While Lease renting may remove many of the headaches and hassles of home ownership, you’re still making a commitment and entering into a legal contract. It’s important, therefore, that you do your due diligence and make informed decisions.
Signing the Lease Documents
To help you, here are seven of the most common mistakes apartment renters make, along with suggestions for how to avoid them.
Mistake #1: Not Identifying Your Wants and Needs First
Your apartment is more than a place to eat and sleep. It’s your home base in the community. The better you match your rental to your wants and needs, the happier your experience. And yet, renters often fail to think about and prioritize what they need in a rental.
Here’s a short list of considerations:
- The specific neighborhood you want to be in (i.e. location)
- Commute time to work
- Access to public transportation and highways
- Parking (if needed)
- Lifestyle amenities (grocery stores, restaurants, bike paths, parks, nightlife, children’s playgrounds)
- Noise Considerations
- Building features (high rise, ground floor units, garden style)
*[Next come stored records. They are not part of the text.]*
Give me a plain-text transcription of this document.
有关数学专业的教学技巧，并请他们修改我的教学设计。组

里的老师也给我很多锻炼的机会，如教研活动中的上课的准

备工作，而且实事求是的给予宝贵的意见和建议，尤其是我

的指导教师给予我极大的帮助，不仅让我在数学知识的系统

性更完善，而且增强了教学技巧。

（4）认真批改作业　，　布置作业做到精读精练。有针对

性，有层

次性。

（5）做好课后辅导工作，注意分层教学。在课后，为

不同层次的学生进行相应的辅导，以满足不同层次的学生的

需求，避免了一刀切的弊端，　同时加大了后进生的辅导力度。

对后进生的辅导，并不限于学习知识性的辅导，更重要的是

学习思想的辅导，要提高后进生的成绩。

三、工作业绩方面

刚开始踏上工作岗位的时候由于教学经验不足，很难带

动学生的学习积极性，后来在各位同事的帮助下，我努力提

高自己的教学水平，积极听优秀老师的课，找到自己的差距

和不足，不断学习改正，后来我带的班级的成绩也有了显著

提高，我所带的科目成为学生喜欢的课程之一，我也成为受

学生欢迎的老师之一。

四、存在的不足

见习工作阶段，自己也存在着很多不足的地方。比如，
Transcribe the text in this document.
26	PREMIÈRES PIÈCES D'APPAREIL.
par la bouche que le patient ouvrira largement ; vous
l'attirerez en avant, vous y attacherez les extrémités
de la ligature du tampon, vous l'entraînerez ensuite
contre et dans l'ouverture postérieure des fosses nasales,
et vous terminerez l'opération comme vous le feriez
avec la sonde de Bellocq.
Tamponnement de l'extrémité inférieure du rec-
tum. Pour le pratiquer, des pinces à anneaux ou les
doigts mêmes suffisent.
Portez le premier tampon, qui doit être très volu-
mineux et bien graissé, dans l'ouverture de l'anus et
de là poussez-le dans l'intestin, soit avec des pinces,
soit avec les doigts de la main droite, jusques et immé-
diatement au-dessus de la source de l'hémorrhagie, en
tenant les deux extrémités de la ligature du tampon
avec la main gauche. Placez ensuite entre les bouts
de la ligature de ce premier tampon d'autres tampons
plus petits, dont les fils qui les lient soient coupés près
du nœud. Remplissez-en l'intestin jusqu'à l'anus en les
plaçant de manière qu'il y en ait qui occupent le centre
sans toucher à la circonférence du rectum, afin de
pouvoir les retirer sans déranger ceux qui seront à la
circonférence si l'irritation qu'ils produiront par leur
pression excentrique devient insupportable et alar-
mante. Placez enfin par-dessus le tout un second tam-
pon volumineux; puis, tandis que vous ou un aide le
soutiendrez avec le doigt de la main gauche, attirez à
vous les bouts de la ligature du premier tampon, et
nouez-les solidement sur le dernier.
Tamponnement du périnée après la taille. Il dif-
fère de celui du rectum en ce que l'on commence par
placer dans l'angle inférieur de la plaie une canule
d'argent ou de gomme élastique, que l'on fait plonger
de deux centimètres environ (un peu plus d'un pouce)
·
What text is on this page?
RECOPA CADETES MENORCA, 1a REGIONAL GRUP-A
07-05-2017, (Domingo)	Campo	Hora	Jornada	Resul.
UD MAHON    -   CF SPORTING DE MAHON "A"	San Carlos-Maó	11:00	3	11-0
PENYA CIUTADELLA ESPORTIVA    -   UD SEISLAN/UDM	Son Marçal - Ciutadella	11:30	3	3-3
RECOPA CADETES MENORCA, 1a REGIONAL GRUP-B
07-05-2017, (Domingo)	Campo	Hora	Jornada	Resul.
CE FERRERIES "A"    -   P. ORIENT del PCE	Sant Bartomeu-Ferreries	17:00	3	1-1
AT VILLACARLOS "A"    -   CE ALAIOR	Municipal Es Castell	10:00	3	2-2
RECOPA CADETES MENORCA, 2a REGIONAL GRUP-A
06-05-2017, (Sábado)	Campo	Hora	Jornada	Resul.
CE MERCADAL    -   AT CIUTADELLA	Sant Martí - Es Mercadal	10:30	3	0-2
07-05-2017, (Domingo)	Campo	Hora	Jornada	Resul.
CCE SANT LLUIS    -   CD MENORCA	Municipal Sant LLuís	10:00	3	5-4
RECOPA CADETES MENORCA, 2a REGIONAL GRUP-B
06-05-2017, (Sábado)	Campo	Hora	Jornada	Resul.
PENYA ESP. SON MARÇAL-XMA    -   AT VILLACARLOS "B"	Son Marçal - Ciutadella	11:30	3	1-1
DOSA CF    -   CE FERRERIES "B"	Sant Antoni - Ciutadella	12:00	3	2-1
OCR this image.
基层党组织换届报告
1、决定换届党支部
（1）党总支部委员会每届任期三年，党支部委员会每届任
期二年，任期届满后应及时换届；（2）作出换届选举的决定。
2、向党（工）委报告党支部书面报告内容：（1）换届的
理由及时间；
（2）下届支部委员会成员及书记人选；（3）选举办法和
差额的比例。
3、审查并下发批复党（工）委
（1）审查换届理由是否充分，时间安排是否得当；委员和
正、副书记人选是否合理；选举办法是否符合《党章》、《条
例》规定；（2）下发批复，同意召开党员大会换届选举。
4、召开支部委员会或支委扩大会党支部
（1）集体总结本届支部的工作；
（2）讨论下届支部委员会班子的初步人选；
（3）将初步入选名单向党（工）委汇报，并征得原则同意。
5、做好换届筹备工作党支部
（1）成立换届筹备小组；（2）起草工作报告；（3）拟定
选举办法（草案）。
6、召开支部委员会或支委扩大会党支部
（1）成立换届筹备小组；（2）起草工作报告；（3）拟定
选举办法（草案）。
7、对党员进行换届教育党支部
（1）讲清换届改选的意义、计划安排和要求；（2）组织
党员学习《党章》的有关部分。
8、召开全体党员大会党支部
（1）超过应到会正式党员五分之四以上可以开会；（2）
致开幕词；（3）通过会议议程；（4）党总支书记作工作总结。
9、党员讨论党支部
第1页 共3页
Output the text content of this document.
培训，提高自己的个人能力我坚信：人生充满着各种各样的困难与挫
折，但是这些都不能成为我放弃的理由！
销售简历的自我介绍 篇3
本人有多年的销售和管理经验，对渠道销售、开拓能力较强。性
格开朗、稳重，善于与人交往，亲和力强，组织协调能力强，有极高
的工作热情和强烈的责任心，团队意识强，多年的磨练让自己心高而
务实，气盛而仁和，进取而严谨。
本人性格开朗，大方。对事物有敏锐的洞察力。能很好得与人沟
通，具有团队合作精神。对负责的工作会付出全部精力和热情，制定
- Security considerations (surveillance system, deadbolt locks, lighting, etc.)
- Pet policies
Mistake #2: Renting a Unit Sight Unseen
You might be surprised by how many people rent an apartment based on a description and a couple of photographs. Sometimes distance makes it difficult to see an apartment prior to moving. If you find yourself in this situation, try to ask friends or family who might live nearby who can be your eyes on the ground. Check online for reviews of the complex you’re considering. When possible, it’s always best to see the apartment in person. You can see many apartments in the course of several days. We have written an easy-to-follow step-by-step guide on how to tour an apartment.
Mistake #3: Not Checking Rental Management’s Reputation
Not all rental companies are created equal. In fact, there are even scammers who will try to rent a single unit to multiple tenants. They’ll take your money and be long gone before you arrive to sign the lease and pick up the key.
Do your homework and check the management’s reputation. This is particularly important if you have to rent sight unseen.
It’s also nice to know how other renters in the building feel about the management. Consider asking them: Are the managers and landlord reliable? Are they good about maintenance? Do they keep the building and grounds in good condition?
Mistake #4: Not Understanding Your Lease Terms
A big mistake people make is failing to read everything when signing the lease documents.
You’ll want to make sure that you fully understand policies for everything, including late rent, subletting, pets, roommates, visitors, parking, etc. Because rental laws vary by state and even city, make sure you know about anything that may become a problem later.
Mistake #5: Not Documenting the Condition of the Unit Before Moving In
Ask if there is a move-in inspection sheet. Prior to moving in, do a walkthrough with the landlord and note any damages. This will help with a dispute on damages that might arise on move out.
Mistake #6: Not Factoring in Additional Costs
When first selecting an apartment, many people focus on the monthly rental fee. They forget about the expenses and fees above and beyond the rent. When considering an apartment, make sure you know the full extent of your costs: utilities, parking, gym facilities, storage, etc.
Mistake #7: Skipping Renters Insurance
The average renter has between $20,000 and $30,000 worth of possessions, and yet about 60% of renters fail to buy renters insurance. They assume that the landlord or property manager’s insurance will protect their property. Wrong. Generally, the rental property’s insurance does not cover your personal property from fire, theft or water damage.
Spending between $15 and $50 a month to offer possible protection on your property is a small price for some peace of mind. As an added benefit, many policies also cover liability in case someone is injured in your apartment (and it’s covered in the policy). And should the unthinkable happen and your apartment becomes uninhabitable, renter’s insurance may pay for you to live elsewhere until you can return to your apartment. Renter’s Insurance is so important that many landlords require their tenants to have it. Be sure to read and understand your policy in entirety before purchasing.
Avoid Common Mistakes
To increase your likelihood of renting the right apartment, make sure you assess your needs and wants before moving forward on a rental. If at all possible, visit the apartment yourself. Also, check out the reputation of the apartment’s management and understand the lease terms before you sign on the dotted line. Finally, tally up your living expenses that go beyond the rent. Don’t forget about renter’s insurance. If you take these steps, you’re more likely to be happy in the long run.